Q&A: Jeanette Schnars on water quality buoys in Pennsylvania’s Lake Erie waters

By on February 12, 2014
Jeanette Schnars

Jeanette Schnars

Jeanette Schnars is the executive director of the Regional Science Consortium, a collaborative non-profit based in Presque Isle, Penn., that coordinates educational and research projects for Lake Erie and the Ohio River Basin. The Consortium’s members include colleges and universities, state and federal agencies, K-12 school districts and other non-profits. They work out of the Tom Ridge Environmental Center located at the gateway to Presque Isle State Park. The park’s beaches and other recreational opportunities draw more than 4 million visitors a year, which is more than Yellowstone or Yosemite National Parks. Schnars spoke to us about the consortium’s mission and its water quality buoys.

Environmental Monitor: How does the Regional Science Consortium’s coordinating role help improve research in the area?

Jeanette Schnars: We can put together a project and bring together researchers that might not normally interact. For one of our projects, we brought in a microbiologist from one university and a statistician from another university and another researcher from USGS. When research projects come up I usually have the ability to really bring scientists together to make a very strong team.

EM: Have you used data buoys in research applications in past?

JS: We do a lot of research on bacterial concentrations in the swimming water of our beaches. One of our projects is working to find more rapid techniques. How can we figure out the concentration more quickly? To do that, we operate two weather stations and two smaller buoys looking at only water quality parameters like temperature, pH, turbidity, dissolved oxygen and conductivity. We use that information to run several different predictive models.

EM: You’re planning to deploy another buoy this spring. What will that add to your data collecting capabilities?

JS: This buoy we’re looking at deploying in May is going to be a much larger buoy that will have the full weather station, a video camera, water quality parameters, as well as the wave sensor on it. So we’ll have wave height, wave period and wave direction, which everybody is pretty excited about. This buoy will be feeding information into the predictive models for bacterial levels at swimming beaches. We’re also working with members of the Consortium to integrate the data into their studies with fisheries, algal blooms and climate change.

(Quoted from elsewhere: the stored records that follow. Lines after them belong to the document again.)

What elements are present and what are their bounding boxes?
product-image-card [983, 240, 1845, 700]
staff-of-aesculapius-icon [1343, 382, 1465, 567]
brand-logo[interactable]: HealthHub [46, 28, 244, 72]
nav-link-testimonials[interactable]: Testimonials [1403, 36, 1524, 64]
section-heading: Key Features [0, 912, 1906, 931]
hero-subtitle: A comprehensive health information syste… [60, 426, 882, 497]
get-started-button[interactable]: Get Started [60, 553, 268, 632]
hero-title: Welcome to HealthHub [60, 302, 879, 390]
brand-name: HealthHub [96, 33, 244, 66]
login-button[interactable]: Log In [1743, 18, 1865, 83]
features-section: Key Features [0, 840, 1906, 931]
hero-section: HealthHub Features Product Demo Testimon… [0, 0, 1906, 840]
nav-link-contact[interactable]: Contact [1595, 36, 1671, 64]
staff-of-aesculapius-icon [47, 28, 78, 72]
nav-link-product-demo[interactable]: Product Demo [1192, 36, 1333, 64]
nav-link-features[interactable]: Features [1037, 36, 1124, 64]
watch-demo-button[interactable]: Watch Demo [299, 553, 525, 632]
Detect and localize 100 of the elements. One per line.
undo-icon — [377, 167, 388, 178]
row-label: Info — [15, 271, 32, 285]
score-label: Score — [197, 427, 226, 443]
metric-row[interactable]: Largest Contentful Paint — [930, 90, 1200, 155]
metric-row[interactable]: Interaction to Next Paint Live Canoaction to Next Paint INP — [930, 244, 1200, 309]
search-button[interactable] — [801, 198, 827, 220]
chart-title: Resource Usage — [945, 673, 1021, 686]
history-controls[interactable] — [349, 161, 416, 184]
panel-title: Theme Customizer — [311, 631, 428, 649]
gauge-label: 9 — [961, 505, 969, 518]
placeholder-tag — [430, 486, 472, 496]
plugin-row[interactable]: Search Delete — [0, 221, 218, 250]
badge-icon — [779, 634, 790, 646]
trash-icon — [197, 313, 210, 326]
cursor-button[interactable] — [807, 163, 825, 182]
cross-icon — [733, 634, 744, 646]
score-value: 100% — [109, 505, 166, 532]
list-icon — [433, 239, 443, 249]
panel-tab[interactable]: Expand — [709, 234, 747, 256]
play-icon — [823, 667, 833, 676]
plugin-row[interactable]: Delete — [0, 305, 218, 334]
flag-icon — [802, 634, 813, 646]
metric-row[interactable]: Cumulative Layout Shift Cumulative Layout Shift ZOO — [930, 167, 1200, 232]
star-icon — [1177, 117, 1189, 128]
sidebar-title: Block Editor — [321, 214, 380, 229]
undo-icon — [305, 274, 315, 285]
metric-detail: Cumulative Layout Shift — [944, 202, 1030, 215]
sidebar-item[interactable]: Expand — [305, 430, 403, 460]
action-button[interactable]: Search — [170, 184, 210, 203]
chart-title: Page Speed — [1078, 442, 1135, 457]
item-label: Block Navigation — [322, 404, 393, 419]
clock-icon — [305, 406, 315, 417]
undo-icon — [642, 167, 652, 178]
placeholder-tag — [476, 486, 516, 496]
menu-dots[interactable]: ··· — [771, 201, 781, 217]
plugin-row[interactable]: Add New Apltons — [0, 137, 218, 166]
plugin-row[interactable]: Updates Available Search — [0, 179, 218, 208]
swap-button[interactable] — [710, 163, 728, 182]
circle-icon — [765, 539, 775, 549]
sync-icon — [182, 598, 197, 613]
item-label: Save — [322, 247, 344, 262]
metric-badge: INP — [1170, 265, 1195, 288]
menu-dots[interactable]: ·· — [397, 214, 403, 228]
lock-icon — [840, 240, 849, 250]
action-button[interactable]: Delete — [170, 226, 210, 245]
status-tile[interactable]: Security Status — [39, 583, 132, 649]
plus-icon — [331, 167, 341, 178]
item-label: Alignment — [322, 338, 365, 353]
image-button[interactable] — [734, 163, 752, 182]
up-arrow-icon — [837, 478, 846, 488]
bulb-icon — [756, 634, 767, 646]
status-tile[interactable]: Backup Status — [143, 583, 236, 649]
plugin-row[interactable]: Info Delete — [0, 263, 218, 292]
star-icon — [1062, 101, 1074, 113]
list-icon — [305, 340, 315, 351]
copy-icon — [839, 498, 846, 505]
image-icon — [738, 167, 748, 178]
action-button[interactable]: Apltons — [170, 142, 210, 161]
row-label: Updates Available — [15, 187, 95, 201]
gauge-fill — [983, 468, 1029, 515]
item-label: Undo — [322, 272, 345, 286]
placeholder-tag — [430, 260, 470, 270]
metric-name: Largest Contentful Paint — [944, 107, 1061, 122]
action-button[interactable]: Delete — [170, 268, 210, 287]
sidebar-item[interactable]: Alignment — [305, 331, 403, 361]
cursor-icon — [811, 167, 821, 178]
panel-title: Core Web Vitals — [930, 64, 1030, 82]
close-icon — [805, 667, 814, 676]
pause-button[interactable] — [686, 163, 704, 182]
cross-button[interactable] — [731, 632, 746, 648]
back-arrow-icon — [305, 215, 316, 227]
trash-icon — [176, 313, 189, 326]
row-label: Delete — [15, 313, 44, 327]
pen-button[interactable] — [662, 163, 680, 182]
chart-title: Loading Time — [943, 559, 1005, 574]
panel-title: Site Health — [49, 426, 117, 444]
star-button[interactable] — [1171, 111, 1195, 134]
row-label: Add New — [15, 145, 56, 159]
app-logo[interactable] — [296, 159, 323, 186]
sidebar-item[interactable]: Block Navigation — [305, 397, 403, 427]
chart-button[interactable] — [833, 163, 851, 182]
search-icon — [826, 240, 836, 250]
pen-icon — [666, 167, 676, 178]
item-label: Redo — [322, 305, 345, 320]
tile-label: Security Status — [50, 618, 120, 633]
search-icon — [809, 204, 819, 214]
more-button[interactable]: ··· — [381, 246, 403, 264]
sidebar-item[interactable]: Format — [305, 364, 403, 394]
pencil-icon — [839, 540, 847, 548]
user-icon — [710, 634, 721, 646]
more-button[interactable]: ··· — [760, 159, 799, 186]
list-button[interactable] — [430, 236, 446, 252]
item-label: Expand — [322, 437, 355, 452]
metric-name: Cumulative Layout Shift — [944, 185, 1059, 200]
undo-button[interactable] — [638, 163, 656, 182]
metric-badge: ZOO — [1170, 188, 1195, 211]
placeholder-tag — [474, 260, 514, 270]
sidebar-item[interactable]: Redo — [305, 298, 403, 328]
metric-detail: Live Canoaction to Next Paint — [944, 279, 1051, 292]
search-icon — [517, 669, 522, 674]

EM: How will non-scientists benefit from the new buoy?

JS: A lot of people recreate on the water here. It’s definitely an attraction. Many people from out of town visit, and sometimes when the weather is questionable they will still go out in unsafe conditions. We’re hoping that this new buoy system will provide additional information on the water conditions on the nearshore Pennsylvania waters of Lake Erie and prevent anyone from being on the Lake during hazardous weather.

The data will be fed to our website, to the Great Lakes Observing system’s website and NOAA’s National Data Buoy Center. From there the information goes to the National Weather Service. Now, when the NWS reports the nearshore forecast for the Pennsylvania waters of Lake Erie, they will be using actual data that is coming from the new buoy system instead of predicting conditions like they do now. The NWS will provide the buoy information on their website, through the NOAA weather radio, and through their Dial-A-Buoy program where you can actually dial a phone number and get the information as well.

In addition to the weather station, wave sensor, and water quality sensors, there will also be a video camera mounted on the buoy system taking 30-second clips of water conditions and updating to the website every hour. We wanted people to get visuals of what the conditions look like and how the waves are moving, so this will be important.

EM: Have you heard from people in the community looking forward to this kind of data?

JS: We’ve had a tremendous amount of community support for this project. People are very excited, and not just in Erie County. We get a lot of visitors from throughout the region and everybody has really wanted this for several years. So there will be a lot of excitement that this buoy system will be deployed off of Pennsylvania water of Lake Erie in our area.